Nessa dicotomia, BBC chegou perto de um equilíbrio. O site de origem britânica destinado ao público brasileiro produziu uma quantidade menor de conteúdos, mas investiu na profundidade. Uma das sacadas de reportagem foi sapiente. O propósito foi contar a história do nosso país pelos olhos da pecuária partindo dos engenhos de açúcar e chegando à contemporaneidade. A tecnologia, por exemplo, catalisou os processos do ramo e o conjunto da obra fez com que o Brasil alcançasse a posição de segundo maior exportador mundial de carne bovina. Para esse imponente país, os tumultos fomentados pela Carne Fraca foram tiros nos pés.
A BBC fez questão de ressaltar o tamanho da ferida que se formou nos pés do gigante. Dados semelhantes aos do G1 foram divulgados pela página. Em uma das reportagens, lê-se o seguinte: “Escândalo da carne ameaça mercado asiático, conquistado a passos lentos pelo Brasil”.
O escândalo, palavra repetida em todos os veículos à exaustão, só se fez porque a mídia o elevou a tal posição. É intrínseco ao jornalismo querer dar informações com celeridade e exclusividade. Nessa ânsia, surgem equívocos, sensacionalismo e tendenciosidades. Eis o terreno fértil para a criação de pós-verdades! A alienação, gerada pelo comodismo, constrói um exército de crentes devotos em premissas infundadas.
O alarde causado é refrigério. Poucos se importam em esclarecer a veracidade das polêmicas. BBC e El País buscaram esclarecimento. Embora os dois portais de notícias tenham trazido entrevistados de mesma formação profissional, os resultados das entrevistas não foram idênticos. Enquanto o jornal de origem espanhola adotou uma postura levemente mais severa, o britânico foi mais ponderado.
Os engenheiros de alimentos que foram entrevistados pela BBC informaram que o uso do papelão consta apenas como embalagem dos produtos e não como ingrediente, ao contrário do que se pensou generalizadamente. Além disso, algumas substâncias tidas como nocivas são permitidas em menor quantidade. O problema se encontra na exorbitância das mesmas. Outra exorbitância foi identificada nas coberturas realizadas pelo jornalismo. Os especialistas apontaram um sensacionalismo desnecessário e prejudicial.
Em todo caso, BBC e El País concordaram com o fato de que houve uma maximização dos fatos. Não há motivo suficiente para interromper abruptamente o consumo da carne. Ainda há marcas confiáveis no mercado. Basta ter o olhar atento, consultar as origens, exigir fiscalização e questionar sempre aquilo que chega aos ouvidos como verdade. Se por um lado pode haver um apaziguador que acoberta os supostos criminosos, por outro existem aqueles que militam em prol de uma demonização sem racionalidade esclarecida. Cada qual escolhe sua narrativa e segue.

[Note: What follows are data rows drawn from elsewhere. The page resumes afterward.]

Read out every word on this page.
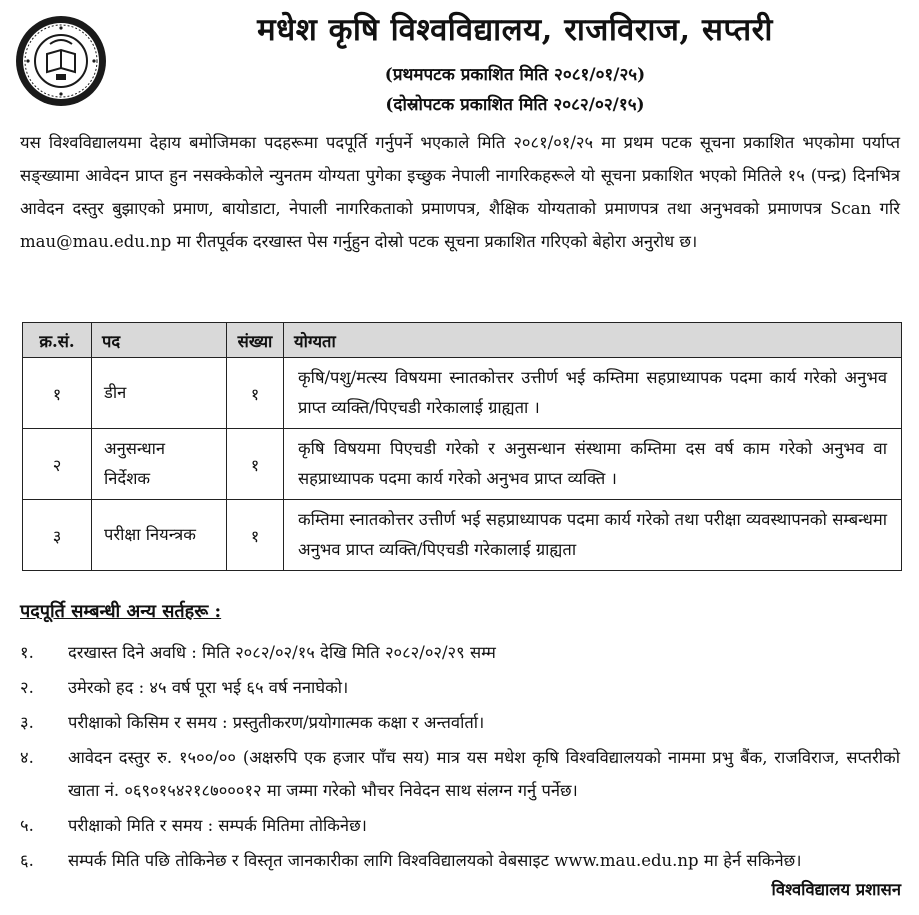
मधेश कृषि विश्वविद्यालय, राजविराज, सप्तरी
(प्रथमपटक प्रकाशित मिति २०८१/०१/२५)
(दोस्रोपटक प्रकाशित मिति २०८२/०२/१५)

यस विश्वविद्यालयमा देहाय बमोजिमका पदहरूमा पदपूर्ति गर्नुपर्ने भएकाले मिति २०८१/०१/२५ मा प्रथम पटक सूचना प्रकाशित भएकोमा पर्याप्त सङ्ख्यामा आवेदन प्राप्त हुन नसक्केकोले न्युनतम योग्यता पुगेका इच्छुक नेपाली नागरिकहरूले यो सूचना प्रकाशित भएको मितिले १५ (पन्द्र) दिनभित्र आवेदन दस्तुर बुझाएको प्रमाण, बायोडाटा, नेपाली नागरिकताको प्रमाणपत्र, शैक्षिक योग्यताको प्रमाणपत्र तथा अनुभवको प्रमाणपत्र Scan गरि mau@mau.edu.np मा रीतपूर्वक दरखास्त पेस गर्नुहुन दोस्रो पटक सूचना प्रकाशित गरिएको बेहोरा अनुरोध छ।

क्र.सं.	पद	संख्या	योग्यता
१	डीन	१	कृषि/पशु/मत्स्य विषयमा स्नातकोत्तर उत्तीर्ण भई कम्तिमा सहप्राध्यापक पदमा कार्य गरेको अनुभव प्राप्त व्यक्ति/पिएचडी गरेकालाई ग्राह्यता ।
२	अनुसन्धान निर्देशक	१	कृषि विषयमा पिएचडी गरेको र अनुसन्धान संस्थामा कम्तिमा दस वर्ष काम गरेको अनुभव वा सहप्राध्यापक पदमा कार्य गरेको अनुभव प्राप्त व्यक्ति ।
३	परीक्षा नियन्त्रक	१	कम्तिमा स्नातकोत्तर उत्तीर्ण भई सहप्राध्यापक पदमा कार्य गरेको तथा परीक्षा व्यवस्थापनको सम्बन्धमा अनुभव प्राप्त व्यक्ति/पिएचडी गरेकालाई ग्राह्यता
पदपूर्ति सम्बन्धी अन्य सर्तहरू :
१. दरखास्त दिने अवधि : मिति २०८२/०२/१५ देखि मिति २०८२/०२/२९ सम्म
२. उमेरको हद : ४५ वर्ष पूरा भई ६५ वर्ष ननाघेको।
३. परीक्षाको किसिम र समय : प्रस्तुतीकरण/प्रयोगात्मक कक्षा र अन्तर्वार्ता।
४. आवेदन दस्तुर रु. १५००/०० (अक्षरुपि एक हजार पाँच सय) मात्र यस मधेश कृषि विश्वविद्यालयको नाममा प्रभु बैंक, राजविराज, सप्तरीको खाता नं. ०६९०१५४२१८७०००१२ मा जम्मा गरेको भौचर निवेदन साथ संलग्न गर्नु पर्नेछ।
५. परीक्षाको मिति र समय : सम्पर्क मितिमा तोकिनेछ।
६. सम्पर्क मिति पछि तोकिनेछ र विस्तृत जानकारीका लागि विश्वविद्यालयको वेबसाइट www.mau.edu.np मा हेर्न सकिनेछ।
विश्वविद्यालय प्रशासन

No entanto, apesar de seguirem em caminhos divergentes,os veículos de comunicação apresentam semelhanças indiscutíveis. A despeito da divergência, todos estão fadados aos mesmos princípios que exigimos para chamarmos algo de jornalismo correto. Além disso, as ideologias de cada linha editorial precisam ser consideradas e isso é excelente até mesmo para a formação de opiniões dos leitores. Os interesses do mercado também estão na pauta. Cada um serve ao seu respectivo senhor e não tem como fugir. Todos servem. Esse intuito de alinhamento entre princípios, ideologias e vontades são inerentes a toda e qualquer redação. Os jornalistas são como irmãos diferentes que se repelem, porém ignoram o fato de que são filhos da mesma mãe.E, por serem da mesma família, são todos uma só carne.